Элари ощутил, как на глаза вновь навернулись злые слёзы. В этот миг он стыдился своей принадлежности к человеческому роду.
— Эмоции потом! Если будем живы! — крикнул Суру и юноша вдруг крепко обнял его.
Ему не нужно было больше объяснять, что такое настоящая дружба.
Элари на всю жизнь запомнил это короткое путешествие. Без Суру он никогда не смог бы закончить его — тот безошибочно выбирал свободный путь, большей частью пролегавший по дворам, и ему оставалось лишь спешить за ним, прыгая через заборы, или ужом извиваясь в толпе. Он изо всех сил старался держаться как можно ближе к мелькающей спине Суру, чтобы вновь его не потерять. Иногда им приходилось пускать в ход кулаки. Тут Суру был на высоте — одного короткого тычка ему хватало, чтобы сбить противника с ног. Но чаще оставалось просто положиться на силу своих мышц. Всё это продолжалось от силы минут пятнадцать, но впечатлений — развалин, пыли, криков и перекошенных лиц — юноше хватило бы на целую жизнь.
Неожиданно для себя они выбрались на берег моря. Там собралось так много народа, что за телами не было видно воды. Тем не менее, Суру сумел найти относительно свободное место. Люди вокруг них кричали как безумные и дрались из-за мест на плотах. Но Суру с Элари были хотя бы внешне спокойны.
Погода портилась. Сильный ветер дул с берега, но с моря навстречу ему упорно ползли клубящиеся низкие облака, тяжёлые и серые. Под ними едва угадывался смутный силуэт "Ариламии".
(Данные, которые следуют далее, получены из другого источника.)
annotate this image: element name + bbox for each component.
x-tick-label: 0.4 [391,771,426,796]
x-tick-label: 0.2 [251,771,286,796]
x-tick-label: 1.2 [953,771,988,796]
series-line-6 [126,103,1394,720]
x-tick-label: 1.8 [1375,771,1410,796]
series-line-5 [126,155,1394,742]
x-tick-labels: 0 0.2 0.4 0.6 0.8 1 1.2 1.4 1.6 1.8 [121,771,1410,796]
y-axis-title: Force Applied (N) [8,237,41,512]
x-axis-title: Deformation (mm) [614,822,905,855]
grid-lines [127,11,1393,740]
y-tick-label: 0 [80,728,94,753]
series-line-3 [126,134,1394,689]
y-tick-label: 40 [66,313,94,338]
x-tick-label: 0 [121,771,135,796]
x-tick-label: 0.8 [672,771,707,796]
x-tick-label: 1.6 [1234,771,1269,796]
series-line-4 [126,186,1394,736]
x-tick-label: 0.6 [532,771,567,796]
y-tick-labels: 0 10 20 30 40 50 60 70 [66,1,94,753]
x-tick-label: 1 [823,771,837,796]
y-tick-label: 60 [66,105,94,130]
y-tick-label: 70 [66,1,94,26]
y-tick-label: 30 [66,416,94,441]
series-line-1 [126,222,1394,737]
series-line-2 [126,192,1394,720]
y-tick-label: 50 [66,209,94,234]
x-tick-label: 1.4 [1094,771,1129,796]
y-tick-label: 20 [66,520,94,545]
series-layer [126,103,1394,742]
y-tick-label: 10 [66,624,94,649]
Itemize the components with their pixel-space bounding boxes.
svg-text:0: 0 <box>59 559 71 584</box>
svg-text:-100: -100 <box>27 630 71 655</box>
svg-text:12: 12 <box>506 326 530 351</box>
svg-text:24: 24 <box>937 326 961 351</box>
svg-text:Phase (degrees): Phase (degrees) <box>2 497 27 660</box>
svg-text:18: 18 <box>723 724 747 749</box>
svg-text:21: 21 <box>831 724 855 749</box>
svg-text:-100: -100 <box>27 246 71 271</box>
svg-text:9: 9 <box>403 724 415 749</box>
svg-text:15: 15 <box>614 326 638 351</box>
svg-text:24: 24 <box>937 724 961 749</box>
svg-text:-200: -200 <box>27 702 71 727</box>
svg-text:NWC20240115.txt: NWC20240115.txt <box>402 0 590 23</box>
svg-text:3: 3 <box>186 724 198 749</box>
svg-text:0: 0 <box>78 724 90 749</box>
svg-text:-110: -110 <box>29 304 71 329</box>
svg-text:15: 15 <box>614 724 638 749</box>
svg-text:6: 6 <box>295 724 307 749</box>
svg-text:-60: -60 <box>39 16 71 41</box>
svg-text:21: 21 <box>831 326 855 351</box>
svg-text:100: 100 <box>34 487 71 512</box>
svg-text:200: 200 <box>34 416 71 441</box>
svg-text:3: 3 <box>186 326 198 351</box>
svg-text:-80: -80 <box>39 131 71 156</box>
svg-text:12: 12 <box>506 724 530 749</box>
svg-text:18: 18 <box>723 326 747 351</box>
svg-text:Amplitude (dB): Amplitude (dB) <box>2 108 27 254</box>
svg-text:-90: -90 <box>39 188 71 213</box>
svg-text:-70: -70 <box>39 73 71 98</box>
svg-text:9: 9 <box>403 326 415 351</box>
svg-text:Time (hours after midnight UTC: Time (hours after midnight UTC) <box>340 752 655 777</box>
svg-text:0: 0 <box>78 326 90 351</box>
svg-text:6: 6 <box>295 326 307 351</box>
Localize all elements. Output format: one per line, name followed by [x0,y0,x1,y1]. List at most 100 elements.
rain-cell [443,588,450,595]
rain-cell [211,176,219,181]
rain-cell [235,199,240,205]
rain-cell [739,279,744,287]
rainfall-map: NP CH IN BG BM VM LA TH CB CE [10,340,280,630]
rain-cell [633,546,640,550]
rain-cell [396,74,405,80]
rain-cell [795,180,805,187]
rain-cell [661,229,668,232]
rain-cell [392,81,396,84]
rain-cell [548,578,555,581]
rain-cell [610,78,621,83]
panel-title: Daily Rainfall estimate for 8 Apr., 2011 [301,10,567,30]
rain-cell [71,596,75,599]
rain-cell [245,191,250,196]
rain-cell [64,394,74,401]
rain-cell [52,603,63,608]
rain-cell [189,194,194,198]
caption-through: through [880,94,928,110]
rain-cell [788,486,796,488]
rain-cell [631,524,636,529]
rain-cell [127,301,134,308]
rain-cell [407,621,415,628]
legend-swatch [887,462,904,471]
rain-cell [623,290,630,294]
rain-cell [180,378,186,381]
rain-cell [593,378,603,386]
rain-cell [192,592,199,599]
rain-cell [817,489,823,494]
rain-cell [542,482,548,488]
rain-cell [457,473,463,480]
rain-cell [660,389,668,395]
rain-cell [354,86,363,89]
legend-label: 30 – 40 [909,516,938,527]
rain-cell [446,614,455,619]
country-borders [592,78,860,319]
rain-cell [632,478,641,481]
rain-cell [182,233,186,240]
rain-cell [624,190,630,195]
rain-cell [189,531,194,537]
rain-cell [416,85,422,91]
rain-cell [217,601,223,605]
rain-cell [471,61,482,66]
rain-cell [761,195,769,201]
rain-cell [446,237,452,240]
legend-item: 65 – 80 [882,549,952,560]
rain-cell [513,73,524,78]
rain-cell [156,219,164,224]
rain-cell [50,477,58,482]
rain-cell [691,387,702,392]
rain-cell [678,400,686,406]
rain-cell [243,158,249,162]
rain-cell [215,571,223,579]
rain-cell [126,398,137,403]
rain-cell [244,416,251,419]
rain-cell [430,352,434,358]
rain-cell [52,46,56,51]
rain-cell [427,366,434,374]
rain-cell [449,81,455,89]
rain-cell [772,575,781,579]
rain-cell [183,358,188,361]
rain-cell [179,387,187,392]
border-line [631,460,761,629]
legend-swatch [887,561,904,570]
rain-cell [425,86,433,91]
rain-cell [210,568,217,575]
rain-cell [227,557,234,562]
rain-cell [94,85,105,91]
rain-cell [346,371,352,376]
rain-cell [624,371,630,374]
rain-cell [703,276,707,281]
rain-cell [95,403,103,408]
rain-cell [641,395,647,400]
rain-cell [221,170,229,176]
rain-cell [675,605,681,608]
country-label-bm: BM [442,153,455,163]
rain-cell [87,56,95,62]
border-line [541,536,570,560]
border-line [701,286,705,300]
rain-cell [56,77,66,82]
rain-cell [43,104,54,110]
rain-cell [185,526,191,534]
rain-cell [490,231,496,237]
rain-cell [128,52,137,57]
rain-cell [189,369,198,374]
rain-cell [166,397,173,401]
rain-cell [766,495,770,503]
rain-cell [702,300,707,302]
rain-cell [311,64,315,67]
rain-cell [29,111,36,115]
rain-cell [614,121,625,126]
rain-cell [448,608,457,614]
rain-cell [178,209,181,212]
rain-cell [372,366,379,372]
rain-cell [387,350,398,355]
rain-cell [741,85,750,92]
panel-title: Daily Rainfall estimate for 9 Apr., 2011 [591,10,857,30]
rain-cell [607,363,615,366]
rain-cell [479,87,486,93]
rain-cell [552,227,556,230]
— Будет ураган! — крикнул Суру. — Настоящий, без шуток, на все двенадцать баллов!
— Что же нам делать?
— Плыть! Что ещё? Кстати, — Суру опустил голову и коснулся пальцами глаз, — там у всех вот такие глаза! Не пугайся! — Он бросил на песок две скорлупки — контактные линзы, как понял Элари, — и поднял голову. Его глаза ничуть не изменились — разве что стали чуть ярче. Только их зрачки, ещё минуту назад круглые, стали овальными, словно у хищной кошки. Элари уже слышал об этом и это не особенно его поразило.
— Не страшно? — спросил Суру.
— Нет! Так даже красивее!
— Ну я и дурак. Ладно. Поплывём так — это быстрее, — Суру вытащил из кармана крупнокалиберный пистолет, секунду смотрел на него, потом швырнул в воду. Когда он сбросил свой комбинезон, Элари увидел, что к его мускулистой руке шнурком примотаны ножны. Затем юноша скинул свои лохмотья и бросился в воду нагишом.
Ветер дул с берега и им легко удалось преодолеть прибой. Но с воды "Ариламия" была почти не видна. Элари не представлял, как сможет проплыть такое расстояние.
— До неё не меньше мили! — крикнул он. — А вода холодная! Я не уверен, что смогу!
— Человек плывёт всего вдвое медленнее, чем идет, — ответил Суру. — Через полчаса мы будем там оба. Не веришь?
Через двадцать минут Элари решил, что друг ошибся. Да, "Ариламия" стала заметно ближе, но он больше не мог плыть. Он не столько устал, сколько замёрз — руки и ноги окоченели, и с трудом подчинялись. Юноша чувствовал, что сможет барахтаться ещё несколько минут, а потом просто пойдет на дно и встретит смерть с великим облегчением.